I have to prove the inequality $n! \geq (\frac{n}{e})^n$ by using the Cauchy estimate on $f(z) = e^z$.
I found a proof that goes something like this:
I know that by using the Cauchy integral formula $f^n(a) = \frac{n!}{2\pi i} \oint_\gamma \frac{f(z)}{(z-a)^{n+1}}dz$, for $a = 0$, I have $f^n(0) = \frac{n!}{2\pi i} \oint_\gamma \frac{e^z}{z^{n+1}}dz = 1$ for every derivative, because the derivative of $e^z$ is always $e^z$ and evaluated at $z= 0$ is $1$.

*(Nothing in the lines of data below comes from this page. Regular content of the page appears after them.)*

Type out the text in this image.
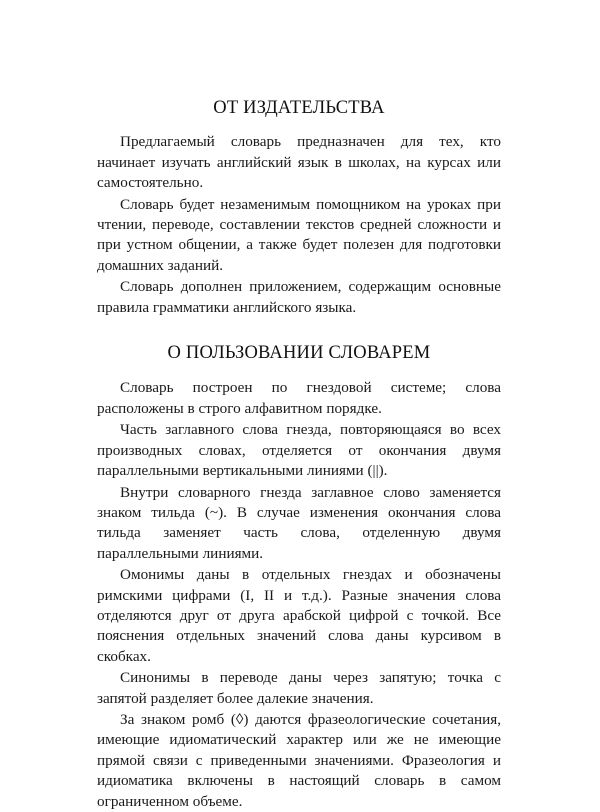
ОТ ИЗДАТЕЛЬСТВА

Предлагаемый словарь предназначен для тех, кто начинает изучать английский язык в школах, на курсах или самостоятельно.

Словарь будет незаменимым помощником на уроках при чтении, переводе, составлении текстов средней сложности и при устном общении, а также будет полезен для подготовки домашних заданий.

Словарь дополнен приложением, содержащим основные правила грамматики английского языка.

О ПОЛЬЗОВАНИИ СЛОВАРЕМ

Словарь построен по гнездовой системе; слова расположены в строго алфавитном порядке.

Часть заглавного слова гнезда, повторяющаяся во всех производных словах, отделяется от окончания двумя параллельными вертикальными линиями (||).

Внутри словарного гнезда заглавное слово заменяется знаком тильда (~). В случае изменения окончания слова тильда заменяет часть слова, отделенную двумя параллельными линиями.

Омонимы даны в отдельных гнездах и обозначены римскими цифрами (I, II и т.д.). Разные значения слова отделяются друг от друга арабской цифрой с точкой. Все пояснения отдельных значений слова даны курсивом в скобках.

Синонимы в переводе даны через запятую; точка с запятой разделяет более далекие значения.

За знаком ромб (◊) даются фразеологические сочетания, имеющие идиоматический характер или же не имеющие прямой связи с приведенными значениями. Фразеология и идиоматика включены в настоящий словарь в самом ограниченном объеме.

The Cauchy estimate is $|f^n(a)| \leq Mn!r^{-n}$ where $|f(z)| \leq M$ on $\gamma$. If I have $|z| = r$ for $\gamma$, I get $|f(z)| = e^r \leq M$. So for the Cauchy estimate I get $\frac{1}{n!} \leq \frac{e^r}{r^n}$. Now, here it says that by using calculus, $\frac{e^r}{r^n}$ is minimized at $r=n$. By putting this in the inequality and rearranging one gets the desired result.
My question is, how does this step with $\frac{e^r}{r^n}$ minimized at $r=n$ works?